Going from bootcamp to backend at a Sydney fintech
Maya Okafor · Backend Engineer (placeholder profile)
A career-changer on breaking into Sydney's fintech scene, the gap bootcamps don't cover, and learning to love Postgres.
An illustrative interview to show the format — swap for a real conversation. Recorded at Fishburners, 12:30pm AEST.
You came into tech through a bootcamp. How did that land in Sydney’s market?
The bootcamp got me writing React and a bit of Node, but the Sydney fintech roles wanted depth — real database modelling, transactions, idempotency. I spent my first six months closing that gap on the job. My advice: the bootcamp is the on-ramp, not the destination.
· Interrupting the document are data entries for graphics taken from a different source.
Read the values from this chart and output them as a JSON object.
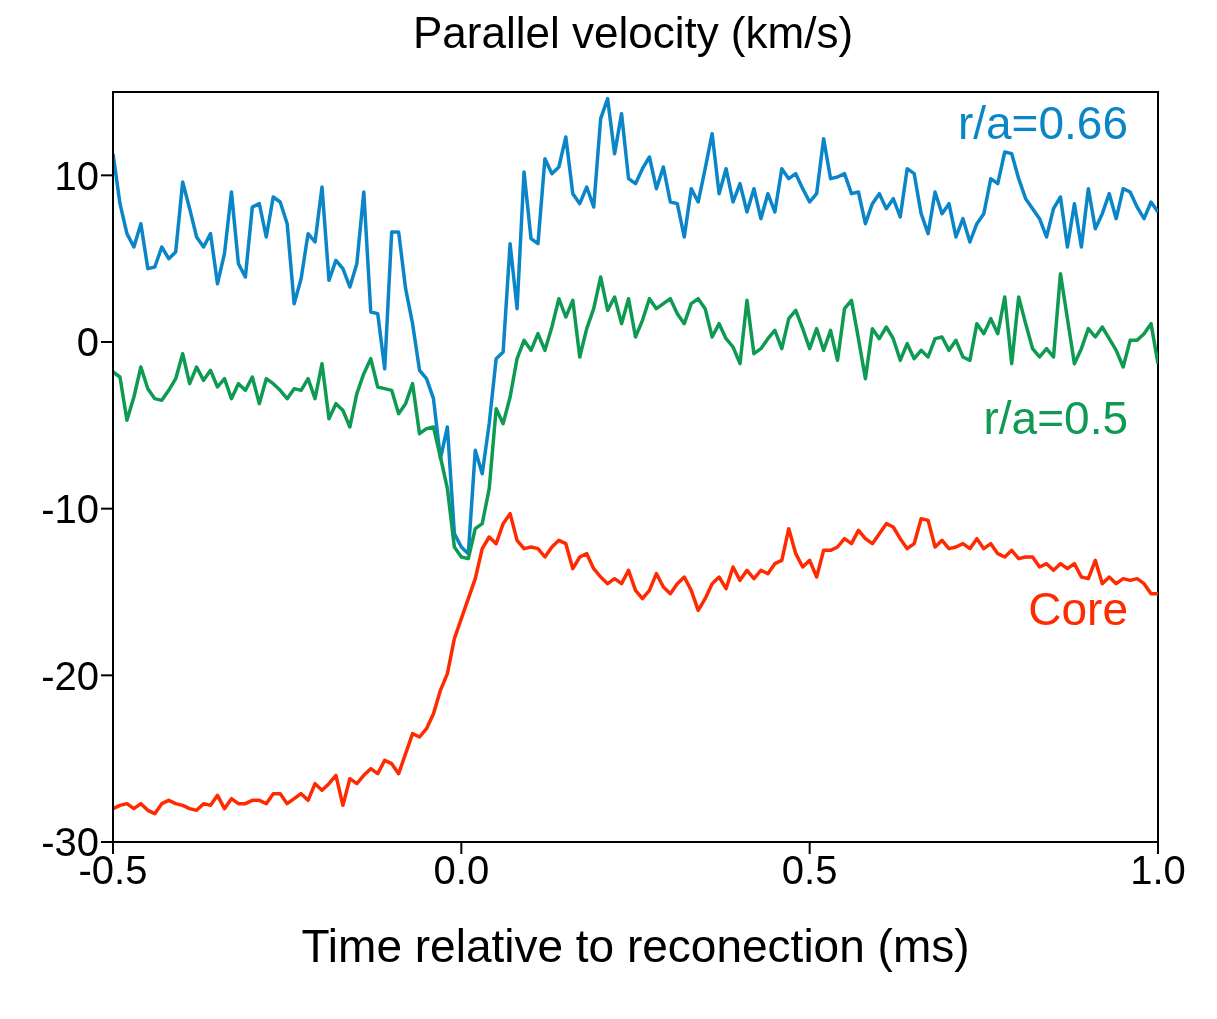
{
  "chart_data": {
    "type": "line",
    "title": "Parallel velocity (km/s)",
    "xlabel": "Time relative to reconection (ms)",
    "xlim": [
      -0.5,
      1.0
    ],
    "xticks": [
      {
        "value": -0.5,
        "label": "-0.5"
      },
      {
        "value": 0,
        "label": "0.0"
      },
      {
        "value": 0.5,
        "label": "0.5"
      },
      {
        "value": 1,
        "label": "1.0"
      }
    ],
    "ylim": [
      -30,
      15
    ],
    "yticks": [
      -30,
      -20,
      -10,
      0,
      10
    ],
    "grid": false,
    "legend": false,
    "x": [
      -0.5,
      -0.49,
      -0.48,
      -0.47,
      -0.46,
      -0.45,
      -0.44,
      -0.43,
      -0.42,
      -0.41,
      -0.4,
      -0.39,
      -0.38,
      -0.37,
      -0.36,
      -0.35,
      -0.34,
      -0.33,
      -0.32,
      -0.31,
      -0.3,
      -0.29,
      -0.28,
      -0.27,
      -0.26,
      -0.25,
      -0.24,
      -0.23,
      -0.22,
      -0.21,
      -0.2,
      -0.19,
      -0.18,
      -0.17,
      -0.16,
      -0.15,
      -0.14,
      -0.13,
      -0.12,
      -0.11,
      -0.1,
      -0.09,
      -0.08,
      -0.07,
      -0.06,
      -0.05,
      -0.04,
      -0.03,
      -0.02,
      -0.01,
      0,
      0.01,
      0.02,
      0.03,
      0.04,
      0.05,
      0.06,
      0.07,
      0.08,
      0.09,
      0.1,
      0.11,
      0.12,
      0.13,
      0.14,
      0.15,
      0.16,
      0.17,
      0.18,
      0.19,
      0.2,
      0.21,
      0.22,
      0.23,
      0.24,
      0.25,
      0.26,
      0.27,
      0.28,
      0.29,
      0.3,
      0.31,
      0.32,
      0.33,
      0.34,
      0.35,
      0.36,
      0.37,
      0.38,
      0.39,
      0.4,
      0.41,
      0.42,
      0.43,
      0.44,
      0.45,
      0.46,
      0.47,
      0.48,
      0.49,
      0.5,
      0.51,
      0.52,
      0.53,
      0.54,
      0.55,
      0.56,
      0.57,
      0.58,
      0.59,
      0.6,
      0.61,
      0.62,
      0.63,
      0.64,
      0.65,
      0.66,
      0.67,
      0.68,
      0.69,
      0.7,
      0.71,
      0.72,
      0.73,
      0.74,
      0.75,
      0.76,
      0.77,
      0.78,
      0.79,
      0.8,
      0.81,
      0.82,
      0.83,
      0.84,
      0.85,
      0.86,
      0.87,
      0.88,
      0.89,
      0.9,
      0.91,
      0.92,
      0.93,
      0.94,
      0.95,
      0.96,
      0.97,
      0.98,
      0.99,
      1.0
    ],
    "series": [
      {
        "name": "r/a=0.66",
        "color": "#0a86c8",
        "values": [
          11.3,
          8.3,
          6.5,
          5.7,
          7.1,
          4.4,
          4.5,
          5.7,
          5.0,
          5.4,
          9.6,
          8.0,
          6.3,
          5.7,
          6.5,
          3.5,
          5.3,
          9.0,
          4.7,
          3.9,
          8.1,
          8.3,
          6.3,
          8.7,
          8.4,
          7.1,
          2.3,
          3.8,
          6.5,
          6.0,
          9.3,
          3.7,
          4.9,
          4.4,
          3.3,
          4.7,
          9.0,
          1.8,
          1.7,
          -1.6,
          6.6,
          6.6,
          3.2,
          1.1,
          -1.7,
          -2.2,
          -3.4,
          -7.0,
          -5.1,
          -11.5,
          -12.3,
          -12.7,
          -6.5,
          -7.9,
          -4.9,
          -1.0,
          -0.6,
          5.9,
          2.0,
          10.2,
          6.2,
          5.9,
          11.0,
          10.1,
          10.5,
          12.3,
          8.9,
          8.3,
          9.3,
          8.1,
          13.4,
          14.6,
          11.3,
          13.7,
          9.8,
          9.5,
          10.4,
          11.1,
          9.2,
          10.5,
          8.4,
          8.3,
          6.3,
          9.2,
          8.4,
          10.4,
          12.5,
          8.9,
          10.4,
          8.4,
          9.5,
          7.8,
          9.2,
          7.4,
          8.9,
          7.8,
          10.4,
          9.8,
          10.1,
          9.2,
          8.4,
          8.9,
          12.2,
          9.8,
          9.9,
          10.1,
          8.9,
          9.0,
          7.1,
          8.3,
          8.9,
          8.0,
          8.6,
          7.5,
          10.4,
          10.1,
          7.7,
          6.5,
          9.0,
          7.7,
          8.3,
          6.3,
          7.4,
          6.0,
          7.1,
          7.7,
          9.8,
          9.5,
          11.4,
          11.3,
          9.8,
          8.6,
          8.0,
          7.4,
          6.3,
          8.0,
          8.7,
          5.7,
          8.3,
          5.7,
          9.2,
          6.8,
          7.7,
          8.9,
          7.4,
          9.2,
          9.0,
          8.1,
          7.4,
          8.4,
          7.8
        ]
      },
      {
        "name": "r/a=0.5",
        "color": "#0e9a52",
        "values": [
          -1.8,
          -2.1,
          -4.7,
          -3.3,
          -1.5,
          -2.8,
          -3.4,
          -3.5,
          -2.9,
          -2.2,
          -0.7,
          -2.5,
          -1.5,
          -2.3,
          -1.7,
          -2.7,
          -2.2,
          -3.4,
          -2.5,
          -2.9,
          -2.1,
          -3.7,
          -2.2,
          -2.5,
          -2.9,
          -3.4,
          -2.8,
          -2.9,
          -2.2,
          -3.4,
          -1.3,
          -4.6,
          -3.7,
          -4.1,
          -5.1,
          -3.1,
          -1.9,
          -1.0,
          -2.7,
          -2.8,
          -2.9,
          -4.3,
          -3.7,
          -2.5,
          -5.5,
          -5.2,
          -5.1,
          -6.9,
          -8.8,
          -12.3,
          -12.9,
          -13.0,
          -11.2,
          -10.9,
          -8.8,
          -4.0,
          -4.9,
          -3.3,
          -1.0,
          0.1,
          -0.5,
          0.5,
          -0.5,
          0.9,
          2.6,
          1.5,
          2.5,
          -0.9,
          0.8,
          2.0,
          3.9,
          1.9,
          2.7,
          1.1,
          2.6,
          0.3,
          1.3,
          2.6,
          2.0,
          2.3,
          2.6,
          1.7,
          1.1,
          2.3,
          2.6,
          2.0,
          0.3,
          1.1,
          0.2,
          -0.3,
          -1.3,
          2.5,
          -0.7,
          -0.4,
          0.2,
          0.7,
          -0.4,
          1.4,
          1.9,
          0.8,
          -0.4,
          0.8,
          -0.5,
          0.7,
          -1.1,
          2.0,
          2.5,
          0.2,
          -2.2,
          0.8,
          0.2,
          0.9,
          0.2,
          -1.1,
          -0.1,
          -1.0,
          -0.5,
          -0.9,
          0.2,
          0.3,
          -0.5,
          0.1,
          -0.9,
          -1.1,
          1.1,
          0.5,
          1.4,
          0.5,
          2.7,
          -1.3,
          2.7,
          1.1,
          -0.4,
          -0.9,
          -0.4,
          -0.9,
          4.1,
          1.4,
          -1.3,
          -0.4,
          0.8,
          0.3,
          0.9,
          0.2,
          -0.5,
          -1.5,
          0.1,
          0.1,
          0.5,
          1.1,
          -1.3
        ]
      },
      {
        "name": "Core",
        "color": "#ff2a00",
        "values": [
          -28.0,
          -27.8,
          -27.7,
          -28.0,
          -27.7,
          -28.1,
          -28.3,
          -27.7,
          -27.5,
          -27.7,
          -27.8,
          -28.0,
          -28.1,
          -27.7,
          -27.8,
          -27.2,
          -28.0,
          -27.4,
          -27.7,
          -27.7,
          -27.5,
          -27.5,
          -27.7,
          -27.1,
          -27.1,
          -27.7,
          -27.4,
          -27.1,
          -27.5,
          -26.5,
          -26.9,
          -26.5,
          -26.0,
          -27.8,
          -26.2,
          -26.5,
          -26.0,
          -25.6,
          -25.9,
          -25.1,
          -25.3,
          -25.9,
          -24.7,
          -23.5,
          -23.7,
          -23.2,
          -22.3,
          -20.9,
          -19.9,
          -17.8,
          -16.6,
          -15.4,
          -14.2,
          -12.4,
          -11.7,
          -12.1,
          -10.9,
          -10.3,
          -11.9,
          -12.4,
          -12.3,
          -12.4,
          -12.9,
          -12.3,
          -11.9,
          -12.1,
          -13.6,
          -12.9,
          -12.7,
          -13.6,
          -14.1,
          -14.5,
          -14.2,
          -14.5,
          -13.7,
          -14.9,
          -15.4,
          -14.9,
          -13.9,
          -14.7,
          -15.1,
          -14.5,
          -14.1,
          -14.9,
          -16.1,
          -15.4,
          -14.5,
          -14.1,
          -14.8,
          -13.5,
          -14.3,
          -13.7,
          -14.2,
          -13.7,
          -13.9,
          -13.3,
          -13.1,
          -11.2,
          -12.7,
          -13.5,
          -13.1,
          -14.1,
          -12.5,
          -12.5,
          -12.3,
          -11.8,
          -12.1,
          -11.3,
          -11.8,
          -12.1,
          -11.5,
          -10.9,
          -11.1,
          -11.8,
          -12.4,
          -12.1,
          -10.6,
          -10.7,
          -12.3,
          -11.9,
          -12.4,
          -12.3,
          -12.1,
          -12.4,
          -11.8,
          -12.4,
          -12.1,
          -12.7,
          -12.9,
          -12.5,
          -13.0,
          -12.9,
          -12.9,
          -13.5,
          -13.3,
          -13.7,
          -13.3,
          -13.6,
          -13.3,
          -14.1,
          -14.2,
          -13.1,
          -14.5,
          -14.1,
          -14.5,
          -14.2,
          -14.3,
          -14.2,
          -14.5,
          -15.1,
          -15.1
        ]
      }
    ]
  }
}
What surprised you most about the local scene?
How collaborative it is. I expected gatekeeping; I found people at the meetups who’d review my side projects over a coffee at Paddy’s Markets. The community punches above its weight.
The thing nobody warned me about
Production incidents at 2am AEST when half your dependencies are US-hosted and asleep. You learn to design for the timezone gap — good runbooks, sensible alerting, and not paging a human for something a retry can fix.
Why it matters down under
Sydney’s fintech cluster means a lot of the interesting backend work — payments, compliance, real-time ledgers — is right here. You don’t have to leave for the hard problems. If anything, the constraints (timezones, on-shore data) make the engineering more interesting, not less.
Best advice you’d give a career-changer?
Pick depth in one thing. For me it was Postgres. Knowing one layer cold gives you the confidence to learn the rest.